The policing of turnstile jumping in Brooklyn is disproportionately targeting poor African-Americans, according to a report published Monday.
Arrest rates for fare evasion, known as “theft of services,” in 2016 were most strongly correlated not with crime rates but with predominantly poor, black neighborhoods in the borough, data show in the report, “The Crime of Being Short $2.75.”
Its author, the Community Service Society of New York, believes it paints a picture of inequality through “racialized policing” that unnecessarily shuffles thousands of New Yorkers through the criminal justice system each year.
“To a certain extent, this is like shooting fish in a barrel. You go to the poorest neighborhoods where people often don’t have enough money even for a single fare,” said David Jones, the president and CEO of the Community Service Society of New York and MTA board member. “This is basically a crime of poverty. I keep talking about ‘Les Misérables’ and how this is effectively stealing bread from New Yorkers.”
The NYPD arrested 4,054 turnstile jumpers across Brooklyn’s 157 subway stations last year, according to the report. Sixty-six percent of those arrested were black and 87 percent were men. Stations in Bedford-Stuyvesant, Crown Heights, Brownsville, East New York and in poorer areas of Williamsburg and Bushwick saw the highest activity of arrests.
The Junius Street station of the No. 3 train and the Atlantic Avenue station on the L line experienced the highest number of arrests compared to ridership. There were 11 arrests per 100,000 MetroCard swipes at Junius Street and 8 per 100,000 MetroCard swipes at Atlantic Avenue.
Police officers have the discretion to issue an arrest or a $100 summons for commuters they catch jumping an MTA turnstile. The department has insisted in the past that it only arrests repeat offenders or those who are also caught committing other crimes, such as carrying weapons or drugs.

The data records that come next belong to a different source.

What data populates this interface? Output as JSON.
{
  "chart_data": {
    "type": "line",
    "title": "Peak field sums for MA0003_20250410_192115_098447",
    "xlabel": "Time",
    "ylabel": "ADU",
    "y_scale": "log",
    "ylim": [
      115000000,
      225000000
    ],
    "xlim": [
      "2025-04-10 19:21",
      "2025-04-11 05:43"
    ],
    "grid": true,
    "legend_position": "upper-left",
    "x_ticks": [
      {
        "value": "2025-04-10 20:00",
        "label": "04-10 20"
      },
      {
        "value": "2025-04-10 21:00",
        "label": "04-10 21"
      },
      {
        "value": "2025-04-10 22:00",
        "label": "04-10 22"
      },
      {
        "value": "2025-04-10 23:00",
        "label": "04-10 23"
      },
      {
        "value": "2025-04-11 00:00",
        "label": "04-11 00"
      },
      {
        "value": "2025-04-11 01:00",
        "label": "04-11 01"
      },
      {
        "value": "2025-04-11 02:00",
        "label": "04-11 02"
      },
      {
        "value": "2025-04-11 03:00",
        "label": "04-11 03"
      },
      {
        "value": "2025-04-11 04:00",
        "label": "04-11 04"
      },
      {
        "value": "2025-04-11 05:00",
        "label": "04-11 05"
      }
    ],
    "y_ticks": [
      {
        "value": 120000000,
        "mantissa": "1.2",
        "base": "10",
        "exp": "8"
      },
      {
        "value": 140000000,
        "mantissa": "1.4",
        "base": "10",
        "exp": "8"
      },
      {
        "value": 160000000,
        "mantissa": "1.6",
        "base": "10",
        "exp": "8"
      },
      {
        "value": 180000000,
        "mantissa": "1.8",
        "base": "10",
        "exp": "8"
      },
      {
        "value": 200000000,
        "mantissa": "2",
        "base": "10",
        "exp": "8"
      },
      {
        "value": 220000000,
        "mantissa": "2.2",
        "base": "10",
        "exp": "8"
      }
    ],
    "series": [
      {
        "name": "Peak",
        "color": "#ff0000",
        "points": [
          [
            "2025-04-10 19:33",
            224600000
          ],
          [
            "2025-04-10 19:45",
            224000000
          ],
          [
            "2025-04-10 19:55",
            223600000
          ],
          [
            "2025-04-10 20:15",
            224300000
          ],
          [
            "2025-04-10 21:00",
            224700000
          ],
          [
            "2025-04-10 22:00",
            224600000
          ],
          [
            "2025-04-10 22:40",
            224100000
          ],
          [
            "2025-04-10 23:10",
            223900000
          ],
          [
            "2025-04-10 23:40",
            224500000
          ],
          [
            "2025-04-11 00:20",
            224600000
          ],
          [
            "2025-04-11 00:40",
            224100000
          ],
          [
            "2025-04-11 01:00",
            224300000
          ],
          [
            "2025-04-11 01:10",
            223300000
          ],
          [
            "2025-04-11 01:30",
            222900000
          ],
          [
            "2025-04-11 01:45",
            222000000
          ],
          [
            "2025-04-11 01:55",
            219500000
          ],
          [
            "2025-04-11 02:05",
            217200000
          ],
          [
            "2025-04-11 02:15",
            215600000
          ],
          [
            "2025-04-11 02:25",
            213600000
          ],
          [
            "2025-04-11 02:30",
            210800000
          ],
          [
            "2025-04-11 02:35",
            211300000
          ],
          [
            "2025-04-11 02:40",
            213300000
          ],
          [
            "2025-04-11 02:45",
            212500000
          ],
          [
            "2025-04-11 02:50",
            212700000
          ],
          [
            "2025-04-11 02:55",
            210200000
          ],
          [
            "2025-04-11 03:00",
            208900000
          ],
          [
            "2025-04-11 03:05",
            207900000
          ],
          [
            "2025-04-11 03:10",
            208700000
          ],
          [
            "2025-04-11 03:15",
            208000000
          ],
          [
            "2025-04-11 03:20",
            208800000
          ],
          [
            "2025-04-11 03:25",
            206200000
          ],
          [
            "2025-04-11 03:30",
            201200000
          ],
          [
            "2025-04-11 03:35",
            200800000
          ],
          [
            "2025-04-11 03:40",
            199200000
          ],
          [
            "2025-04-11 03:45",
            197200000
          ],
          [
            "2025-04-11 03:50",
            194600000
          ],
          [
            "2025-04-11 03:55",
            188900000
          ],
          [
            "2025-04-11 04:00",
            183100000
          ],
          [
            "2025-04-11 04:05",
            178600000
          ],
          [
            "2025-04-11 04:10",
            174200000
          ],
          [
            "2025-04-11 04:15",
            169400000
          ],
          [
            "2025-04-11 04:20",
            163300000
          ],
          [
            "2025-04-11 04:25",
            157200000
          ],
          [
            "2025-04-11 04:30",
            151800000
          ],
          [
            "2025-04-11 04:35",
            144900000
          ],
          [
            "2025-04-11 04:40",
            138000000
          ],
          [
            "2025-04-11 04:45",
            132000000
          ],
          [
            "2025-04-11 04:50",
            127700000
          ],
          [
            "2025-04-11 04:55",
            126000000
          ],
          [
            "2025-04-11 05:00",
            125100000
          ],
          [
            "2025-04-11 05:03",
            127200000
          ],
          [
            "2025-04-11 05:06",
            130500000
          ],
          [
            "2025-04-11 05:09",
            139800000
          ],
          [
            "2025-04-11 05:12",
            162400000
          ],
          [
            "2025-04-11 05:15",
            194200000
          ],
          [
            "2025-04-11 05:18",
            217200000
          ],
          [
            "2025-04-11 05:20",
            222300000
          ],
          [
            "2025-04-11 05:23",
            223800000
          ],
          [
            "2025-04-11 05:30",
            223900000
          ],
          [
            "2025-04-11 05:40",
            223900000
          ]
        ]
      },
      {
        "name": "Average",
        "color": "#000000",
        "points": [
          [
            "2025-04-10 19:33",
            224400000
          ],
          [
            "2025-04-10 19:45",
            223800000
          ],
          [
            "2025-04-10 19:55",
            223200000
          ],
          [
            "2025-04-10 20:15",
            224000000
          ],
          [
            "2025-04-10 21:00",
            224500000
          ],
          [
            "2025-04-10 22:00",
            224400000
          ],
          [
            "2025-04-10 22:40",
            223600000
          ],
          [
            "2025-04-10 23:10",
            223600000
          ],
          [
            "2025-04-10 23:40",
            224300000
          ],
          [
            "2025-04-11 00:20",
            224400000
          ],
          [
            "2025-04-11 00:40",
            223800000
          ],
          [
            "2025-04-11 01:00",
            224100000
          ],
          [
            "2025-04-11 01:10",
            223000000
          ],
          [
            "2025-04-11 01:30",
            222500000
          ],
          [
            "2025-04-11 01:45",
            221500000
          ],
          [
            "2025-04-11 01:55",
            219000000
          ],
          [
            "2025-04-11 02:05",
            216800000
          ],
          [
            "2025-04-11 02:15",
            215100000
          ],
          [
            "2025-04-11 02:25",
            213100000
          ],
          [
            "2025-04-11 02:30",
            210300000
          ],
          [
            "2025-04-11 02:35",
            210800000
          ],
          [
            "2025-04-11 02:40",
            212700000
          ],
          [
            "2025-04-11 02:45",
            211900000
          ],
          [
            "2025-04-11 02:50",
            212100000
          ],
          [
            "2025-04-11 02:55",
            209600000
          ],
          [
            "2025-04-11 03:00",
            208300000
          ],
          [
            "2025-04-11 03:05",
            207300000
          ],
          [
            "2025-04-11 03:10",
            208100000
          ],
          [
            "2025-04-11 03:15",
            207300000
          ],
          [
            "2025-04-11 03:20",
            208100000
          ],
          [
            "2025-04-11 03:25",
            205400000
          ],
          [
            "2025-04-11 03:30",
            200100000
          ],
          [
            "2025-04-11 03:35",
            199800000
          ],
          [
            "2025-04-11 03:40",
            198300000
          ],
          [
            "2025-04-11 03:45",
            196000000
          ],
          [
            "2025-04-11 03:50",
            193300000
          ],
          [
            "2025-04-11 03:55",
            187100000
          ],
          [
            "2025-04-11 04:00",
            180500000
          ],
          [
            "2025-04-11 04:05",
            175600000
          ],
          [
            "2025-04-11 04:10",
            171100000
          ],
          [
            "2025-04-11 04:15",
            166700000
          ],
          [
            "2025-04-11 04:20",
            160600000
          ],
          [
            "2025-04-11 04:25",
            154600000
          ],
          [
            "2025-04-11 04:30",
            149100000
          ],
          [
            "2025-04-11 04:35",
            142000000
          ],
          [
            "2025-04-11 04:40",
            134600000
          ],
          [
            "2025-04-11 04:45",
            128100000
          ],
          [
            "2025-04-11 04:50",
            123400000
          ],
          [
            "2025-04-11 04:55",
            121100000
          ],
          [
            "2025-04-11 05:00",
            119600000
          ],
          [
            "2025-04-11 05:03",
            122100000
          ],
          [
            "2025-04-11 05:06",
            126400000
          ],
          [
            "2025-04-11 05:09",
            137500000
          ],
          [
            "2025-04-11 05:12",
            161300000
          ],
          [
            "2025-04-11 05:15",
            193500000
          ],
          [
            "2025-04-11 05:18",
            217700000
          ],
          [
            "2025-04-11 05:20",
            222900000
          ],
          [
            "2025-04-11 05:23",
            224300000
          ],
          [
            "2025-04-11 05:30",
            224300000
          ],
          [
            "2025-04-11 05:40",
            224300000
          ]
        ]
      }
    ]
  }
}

But the department had stopped 140,000 people for jumping turnstiles last year, according to Jones — or “the equivalent of stopping an entire American city,” he said.
“If I stop randomly in Wall Street 140,000 people, I bet you I could get the same yield in serious crime,” Jones said. “While the NYPD says it’s discretionary for officers, whether they provide a summons or not, clearly they don’t give the benefit of the doubt to certain riders.”
In a statement, the NYPD refuted the report’s findings. The department said it assigns its resources within the transit system based on a number of factors, including ridership levels, crime and quality of life conditions and citizen complaints.
“The public is fully aware of the fact that fare evasion is illegal. People who commit fare evasion are subject to a summons or arrest wherever and whenever these offenses are observed,” the department said in the statement. “When offenses are observed, police officers are expected to address them. We take enforcement action against those individuals who commit the offenses.”
Jones said the amount of strategy and effort focused on catching fare evasion was “backwards” and “disturbing.” Fare evasion accounts for about 74 percent of all the summonses and arrests police issue in the MTA system, made possible by police officers who hide in stations to catch fare beaters in the act.
Through August of this year, police have arrested a total of 12,577 people for jumping turnstiles and issued 38,882 summonses, according to the report, though it does not include an analysis of the citywide data. Jones said his organization had difficulty obtaining details from the NYPD. Much of the Brooklyn statistics were provided by Brooklyn Defenders.
The City Council on Monday will hear legislation from Queens Councilman Rory Lancman that aims to make policing of the issue more transparent. His bill would require the NYPD to publish more detailed data online — including the age, sex, race and station location of those arrested. The department has recently begun offering totals to the MTA board after several requests from Jones.
The end goal for Jones and Lancman is the decriminalization of the offense citywide, following in the steps of cities like Seattle and Portland. The first major move in that direction came in June, when Manhattan District Attorney Cyrus Vance announced that his office would no longer prosecute those charged for fare evasion “unless there is a demonstrated public safety reason to do so.”
“Every actor within the criminal justice system should be constantly looking to make sure the heavy hand of the criminal justice system is appropriately calibrated to the offense and the harm to the public,” Lancman said. “I frankly don’t think that someone jumping a turnstile should face criminal penalties; if I don’t feed the meter when I park my car, a cop doesn’t jump out and put handcuffs on me.”
The Community Service Society also favors taking a more deterrence-oriented approach to fare evasion by placing signage warning of the offense’s penalties around subway stations and by keeping a more visible police presence outside turnstiles. It’s also been a vocal champion of subsidizing half-fare MetroCards for low-income New Yorkers. Mayor Bill de Blasio incorporated that policy in his proposed millionaires tax to fund transit, though it faces a tough sell in Albany.
“Having grown up in Crown Heights, myself, we did some really stupid things. But I had a network of people backing me up,” Jones said. “Without that this could become just horrific. For people who are not career criminals, we should not be putting them through this.”